We want to continue listing these names within a page AND still index the page BUT not index specified names or keywords in search engines.
Can this be done page-by-page or would setting up two pages be a better work around:
Options available:
PHP can censor keywords if user-agent=robot/search engine
htaccess to restrict robots to non-censored content, but allowing to a second censored version
meta tags defining words not to index ?
JavaScript could hide keywords from robots but otherwise viewable
I will go through the options and tell you some problems I can see:
PHP: If you don't mind trusting user agent this will work well. I am unsure how some search engines will react to different content being displayed for their bots.
htaccess: You would probably need to redirect the bot to a different page. You could use the url parameters but this would be no different then using a pure PHP solution. The bot would index the page it is redirected to and not the page you wish to visit.
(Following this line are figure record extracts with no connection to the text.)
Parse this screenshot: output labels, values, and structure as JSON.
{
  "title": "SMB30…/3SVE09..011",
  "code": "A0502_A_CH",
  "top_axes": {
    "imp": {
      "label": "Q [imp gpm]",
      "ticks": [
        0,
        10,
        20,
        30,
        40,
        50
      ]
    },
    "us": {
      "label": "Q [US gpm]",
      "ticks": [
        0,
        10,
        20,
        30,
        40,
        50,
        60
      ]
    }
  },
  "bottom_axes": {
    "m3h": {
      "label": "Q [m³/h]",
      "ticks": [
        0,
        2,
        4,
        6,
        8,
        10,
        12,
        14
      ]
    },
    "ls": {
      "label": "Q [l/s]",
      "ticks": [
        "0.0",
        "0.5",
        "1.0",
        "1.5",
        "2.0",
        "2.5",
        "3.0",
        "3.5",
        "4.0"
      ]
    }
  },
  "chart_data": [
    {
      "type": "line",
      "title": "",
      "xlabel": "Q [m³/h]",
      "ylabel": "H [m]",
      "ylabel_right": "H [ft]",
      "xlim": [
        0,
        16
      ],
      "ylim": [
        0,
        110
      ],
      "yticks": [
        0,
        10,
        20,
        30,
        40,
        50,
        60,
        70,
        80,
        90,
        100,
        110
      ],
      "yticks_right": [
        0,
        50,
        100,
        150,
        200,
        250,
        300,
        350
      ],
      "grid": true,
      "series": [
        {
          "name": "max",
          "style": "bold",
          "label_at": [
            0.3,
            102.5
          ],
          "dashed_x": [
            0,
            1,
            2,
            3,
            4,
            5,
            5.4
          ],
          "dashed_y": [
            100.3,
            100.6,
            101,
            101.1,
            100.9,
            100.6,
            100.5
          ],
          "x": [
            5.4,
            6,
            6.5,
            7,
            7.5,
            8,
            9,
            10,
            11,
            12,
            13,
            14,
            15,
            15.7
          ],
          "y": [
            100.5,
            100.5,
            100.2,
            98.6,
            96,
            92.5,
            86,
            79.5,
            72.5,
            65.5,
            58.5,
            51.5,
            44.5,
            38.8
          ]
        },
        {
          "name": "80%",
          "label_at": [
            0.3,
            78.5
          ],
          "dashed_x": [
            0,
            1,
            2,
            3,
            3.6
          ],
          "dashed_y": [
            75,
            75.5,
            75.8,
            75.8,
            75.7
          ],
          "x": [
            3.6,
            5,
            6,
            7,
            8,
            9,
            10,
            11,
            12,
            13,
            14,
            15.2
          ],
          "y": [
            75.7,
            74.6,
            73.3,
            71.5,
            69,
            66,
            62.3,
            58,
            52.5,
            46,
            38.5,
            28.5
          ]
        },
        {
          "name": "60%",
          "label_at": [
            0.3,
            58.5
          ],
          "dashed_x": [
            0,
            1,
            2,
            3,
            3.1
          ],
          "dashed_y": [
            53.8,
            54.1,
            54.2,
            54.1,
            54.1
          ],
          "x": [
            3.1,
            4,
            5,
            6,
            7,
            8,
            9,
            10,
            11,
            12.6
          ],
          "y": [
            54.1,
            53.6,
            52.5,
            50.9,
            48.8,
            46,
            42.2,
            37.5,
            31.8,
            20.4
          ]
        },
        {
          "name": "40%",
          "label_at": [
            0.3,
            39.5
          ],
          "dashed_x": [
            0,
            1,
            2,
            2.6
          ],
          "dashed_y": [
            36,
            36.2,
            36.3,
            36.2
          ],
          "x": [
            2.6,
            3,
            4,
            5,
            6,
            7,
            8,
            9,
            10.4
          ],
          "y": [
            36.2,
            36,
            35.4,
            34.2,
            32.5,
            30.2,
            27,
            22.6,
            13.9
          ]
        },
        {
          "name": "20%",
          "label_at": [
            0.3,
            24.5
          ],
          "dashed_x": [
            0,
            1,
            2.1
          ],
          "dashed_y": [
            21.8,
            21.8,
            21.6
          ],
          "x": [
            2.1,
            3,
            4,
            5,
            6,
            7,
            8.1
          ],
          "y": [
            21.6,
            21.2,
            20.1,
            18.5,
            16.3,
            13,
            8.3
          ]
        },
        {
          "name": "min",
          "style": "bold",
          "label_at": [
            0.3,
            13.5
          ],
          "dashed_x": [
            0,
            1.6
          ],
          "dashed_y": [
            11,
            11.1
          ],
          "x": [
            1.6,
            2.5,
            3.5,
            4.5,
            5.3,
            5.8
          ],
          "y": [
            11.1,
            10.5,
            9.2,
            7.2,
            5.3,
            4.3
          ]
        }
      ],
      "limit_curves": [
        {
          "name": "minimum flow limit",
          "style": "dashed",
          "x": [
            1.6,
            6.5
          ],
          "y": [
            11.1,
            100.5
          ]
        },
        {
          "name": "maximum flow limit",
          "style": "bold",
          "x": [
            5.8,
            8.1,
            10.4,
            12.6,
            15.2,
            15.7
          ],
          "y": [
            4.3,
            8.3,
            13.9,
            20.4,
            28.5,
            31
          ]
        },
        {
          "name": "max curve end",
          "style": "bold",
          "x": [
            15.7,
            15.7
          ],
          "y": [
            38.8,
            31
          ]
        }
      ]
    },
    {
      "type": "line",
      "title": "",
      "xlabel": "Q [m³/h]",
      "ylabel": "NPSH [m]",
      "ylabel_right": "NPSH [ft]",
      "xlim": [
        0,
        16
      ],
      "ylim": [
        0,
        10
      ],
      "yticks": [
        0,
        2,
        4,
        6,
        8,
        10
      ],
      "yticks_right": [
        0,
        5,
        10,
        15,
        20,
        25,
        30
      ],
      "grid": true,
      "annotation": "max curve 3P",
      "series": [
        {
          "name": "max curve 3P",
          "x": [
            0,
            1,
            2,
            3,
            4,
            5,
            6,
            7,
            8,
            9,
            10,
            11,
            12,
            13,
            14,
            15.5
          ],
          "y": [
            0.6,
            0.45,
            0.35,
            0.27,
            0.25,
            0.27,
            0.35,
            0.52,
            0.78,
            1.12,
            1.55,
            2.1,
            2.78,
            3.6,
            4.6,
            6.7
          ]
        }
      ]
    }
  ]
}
You may be able to use the rewrite engine to over come this.
meta tags: Even if you could use meta tags to get the bot to ignore certain words, it wouldn't guarantee that search engines won't ignore it since there is no set "standard" for meta tags. But that doesn't matter since I don't no of any way to get a bot to ignore certain words or phrases using meta tags.
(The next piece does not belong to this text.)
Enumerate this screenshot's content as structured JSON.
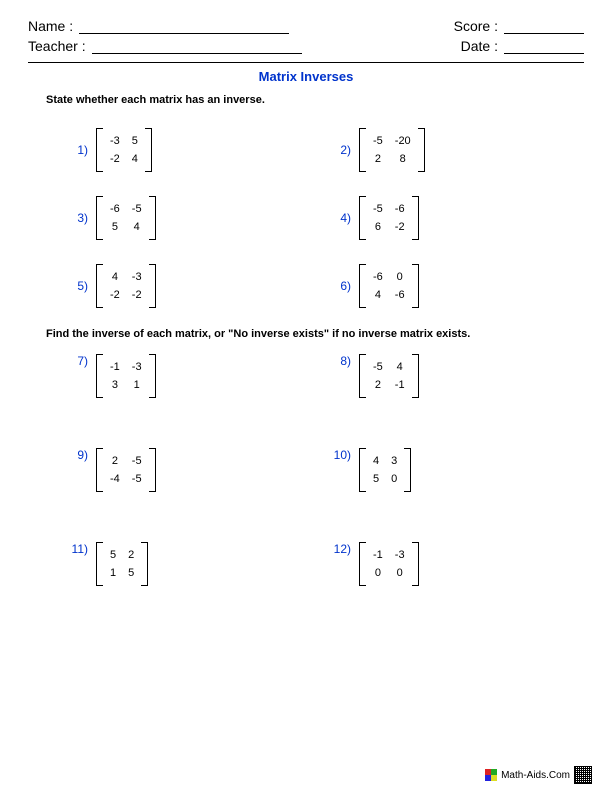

JavaScript: No bot I have ever heard of executes (or even reads) JavaScript when looking at a page, so I don't see this working. You could display the content you want hidden to the users using JavaScript and bots won't be able to see it but neither will users who have JavaScript disabled.
I would go the PHP route.
You can tell robots to skip indexing particular page by adding ROBOTS meta:
<META NAME="ROBOTS" CONTENT="NOINDEX, NOFOLLOW">
UPDATE: The ways to restrict indexing of particular words I can think of are:
Use JS to add those to the page (see below).
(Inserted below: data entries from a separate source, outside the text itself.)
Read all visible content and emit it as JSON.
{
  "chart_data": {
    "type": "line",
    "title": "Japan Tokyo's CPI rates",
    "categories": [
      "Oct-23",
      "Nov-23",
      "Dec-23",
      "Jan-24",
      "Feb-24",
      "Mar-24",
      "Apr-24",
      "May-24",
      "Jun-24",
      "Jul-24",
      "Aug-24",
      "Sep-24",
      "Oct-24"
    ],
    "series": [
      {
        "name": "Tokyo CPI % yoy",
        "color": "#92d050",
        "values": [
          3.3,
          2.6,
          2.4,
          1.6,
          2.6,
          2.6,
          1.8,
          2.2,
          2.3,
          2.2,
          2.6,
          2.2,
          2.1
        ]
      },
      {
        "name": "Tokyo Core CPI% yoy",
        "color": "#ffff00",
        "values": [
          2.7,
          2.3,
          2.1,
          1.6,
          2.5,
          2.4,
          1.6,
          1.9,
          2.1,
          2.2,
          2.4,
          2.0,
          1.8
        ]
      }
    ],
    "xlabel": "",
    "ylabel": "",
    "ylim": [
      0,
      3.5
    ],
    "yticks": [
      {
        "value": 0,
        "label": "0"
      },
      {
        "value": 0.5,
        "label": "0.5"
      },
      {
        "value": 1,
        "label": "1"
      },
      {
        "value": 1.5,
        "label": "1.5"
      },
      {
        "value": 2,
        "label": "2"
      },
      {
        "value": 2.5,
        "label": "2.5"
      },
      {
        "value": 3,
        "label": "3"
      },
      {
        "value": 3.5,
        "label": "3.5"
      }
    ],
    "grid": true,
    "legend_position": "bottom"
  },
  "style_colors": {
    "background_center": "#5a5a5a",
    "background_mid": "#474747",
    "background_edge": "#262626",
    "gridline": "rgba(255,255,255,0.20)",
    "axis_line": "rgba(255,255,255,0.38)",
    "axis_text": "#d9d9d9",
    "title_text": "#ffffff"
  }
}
Add module to the server that would strip those words from the rendered page.
JavaScript could be something like this:
<p>
<span id="secretWord">
<SCRIPT TYPE="text/javascript">
<!--
document.write('you can protect the word by concating strings/having HEX codes etc')
//-->
</script>
</span>
</p>
The server module is probably best option. In ASP.NET it should be fairly easy to do that. Not sure about PHP though.
What's not clear from your posting is whether you want to protect your names and keywords against Google, or against all search engines. Google is general well-behaved. You can use the ROBOTS meta tag to prevent that page from being indexed. But it won't prevent search engines that ignore the ROBOTS tags from indexing your site.
Other approaches you did not suggest:
Having the content of the page fetched with client-side JavaScript.
Force the user to execute a CAPTCHA before displaying the text. I recommend the reCAPTCHA package, which is easy to use.
Of all these, the reCAPTCHA approach is probably the best, as it will also protect against ilbehaved spiders. But it is the most onerous on your users.